1. function (Event-Driven) ​

A function is a discrete block of logic triggered by an event (a frontend request, an internal call, or a webhook). It spins up, executes its permitted side-effects, and returns a value or throws an error.

dart
function ProcessPayment(amount: Float) -> Future<Boolean> {
  requires Customer
  updates store.Order
  throws PaymentDeclinedError
}

2. loop (Continuous) ​

A loop runs continuously at a configured frequency. This is used for background workers, polling queues, or high-tick-rate game servers.

dart
loop MatchmakingWorker {
  // Overrides defaults: Runs every 5 seconds
  config polling { rate: "5s" }
  
  reads state.PlayerQueue
  updates store.Match
}

The Gateway: External vs. Internal Traffic ​

Carotene enforces a strict boundary between your internal network and the public internet.

1. Internal Traffic (The Service Mesh): You do not need to define routes for your own frontends or microservices to talk to each other. When a frontend calls backend.ProcessPayment, Carotene auto-generates the secure internal RPC.

2. External Traffic (The Gateway): If you want to expose your backend to third-party developers, webhooks, or external IoT devices, you must explicitly expose the functions using a gateway block.

dart
backend {
  function StripeWebhook(payload: JSON) { ... }

  // Exposing the webhook to the public internet securely
  gateway {
    // Explicit M2M security (bypasses human JWT auth)
    config api_key { source: "header.Stripe-Signature" }
    
    rest {
      POST "/api/v1/webhooks/stripe" -> StripeWebhook()
    }
  }
}

AI Implementation Boundaries ​

The backend is where business logic is most critical.

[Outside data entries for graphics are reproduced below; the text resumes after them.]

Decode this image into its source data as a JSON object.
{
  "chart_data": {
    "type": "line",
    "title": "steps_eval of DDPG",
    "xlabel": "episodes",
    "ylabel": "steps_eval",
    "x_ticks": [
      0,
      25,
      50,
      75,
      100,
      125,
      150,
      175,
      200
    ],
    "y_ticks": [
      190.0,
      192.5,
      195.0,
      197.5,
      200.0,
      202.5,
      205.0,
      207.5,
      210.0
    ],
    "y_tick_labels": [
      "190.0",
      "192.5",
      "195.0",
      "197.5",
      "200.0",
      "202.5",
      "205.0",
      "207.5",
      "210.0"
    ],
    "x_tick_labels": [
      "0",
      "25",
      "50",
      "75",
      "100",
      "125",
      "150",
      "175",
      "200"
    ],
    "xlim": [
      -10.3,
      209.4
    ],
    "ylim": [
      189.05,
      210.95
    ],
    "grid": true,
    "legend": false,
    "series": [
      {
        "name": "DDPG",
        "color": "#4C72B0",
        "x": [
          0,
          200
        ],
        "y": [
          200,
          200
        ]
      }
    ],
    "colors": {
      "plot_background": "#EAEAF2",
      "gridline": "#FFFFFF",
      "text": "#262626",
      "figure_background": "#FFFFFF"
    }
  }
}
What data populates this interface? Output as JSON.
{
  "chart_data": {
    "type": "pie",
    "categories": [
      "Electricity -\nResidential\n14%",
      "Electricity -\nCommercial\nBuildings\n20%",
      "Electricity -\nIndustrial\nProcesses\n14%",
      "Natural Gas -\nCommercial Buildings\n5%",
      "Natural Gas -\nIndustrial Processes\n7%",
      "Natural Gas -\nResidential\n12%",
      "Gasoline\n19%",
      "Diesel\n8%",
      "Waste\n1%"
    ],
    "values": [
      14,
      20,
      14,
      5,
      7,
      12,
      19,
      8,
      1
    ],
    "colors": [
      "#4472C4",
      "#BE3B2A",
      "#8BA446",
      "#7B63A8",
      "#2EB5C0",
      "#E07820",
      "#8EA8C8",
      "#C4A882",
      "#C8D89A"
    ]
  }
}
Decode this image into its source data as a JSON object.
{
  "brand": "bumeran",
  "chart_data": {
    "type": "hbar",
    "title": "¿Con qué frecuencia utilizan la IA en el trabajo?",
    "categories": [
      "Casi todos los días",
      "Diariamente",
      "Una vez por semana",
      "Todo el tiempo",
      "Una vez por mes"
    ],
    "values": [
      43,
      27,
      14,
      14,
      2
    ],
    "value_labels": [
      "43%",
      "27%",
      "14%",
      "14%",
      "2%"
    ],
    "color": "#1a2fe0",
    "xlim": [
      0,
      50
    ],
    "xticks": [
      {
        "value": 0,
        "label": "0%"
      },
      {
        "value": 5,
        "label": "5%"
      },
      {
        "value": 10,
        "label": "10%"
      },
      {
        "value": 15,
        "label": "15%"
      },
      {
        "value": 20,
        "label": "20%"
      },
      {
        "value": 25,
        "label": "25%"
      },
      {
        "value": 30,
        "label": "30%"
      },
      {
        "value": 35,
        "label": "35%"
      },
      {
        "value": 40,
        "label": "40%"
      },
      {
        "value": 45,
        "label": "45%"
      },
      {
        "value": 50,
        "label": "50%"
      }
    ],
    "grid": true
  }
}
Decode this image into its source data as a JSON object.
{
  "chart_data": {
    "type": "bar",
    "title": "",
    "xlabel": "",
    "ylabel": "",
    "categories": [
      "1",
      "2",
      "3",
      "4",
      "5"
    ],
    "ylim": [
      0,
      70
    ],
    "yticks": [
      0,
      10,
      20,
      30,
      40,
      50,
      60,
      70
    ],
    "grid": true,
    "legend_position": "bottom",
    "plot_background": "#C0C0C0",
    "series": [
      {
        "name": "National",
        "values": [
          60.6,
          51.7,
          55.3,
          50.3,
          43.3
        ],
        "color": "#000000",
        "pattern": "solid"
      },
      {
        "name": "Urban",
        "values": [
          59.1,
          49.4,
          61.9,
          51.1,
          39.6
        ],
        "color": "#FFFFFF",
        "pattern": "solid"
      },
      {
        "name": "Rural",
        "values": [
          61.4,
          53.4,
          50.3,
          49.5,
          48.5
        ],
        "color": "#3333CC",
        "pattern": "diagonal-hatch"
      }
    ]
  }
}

When the AI agent implements a backend function, the Carotene sandbox wraps the generated code in a strict Dependency Injection container.

If the contract says a function only reads store.User, the database client injected into the AI's runtime environment physically will not contain .insert() or .update() methods. The AI is structurally prevented from dropping tables, bypassing auth middleware, or leaking data.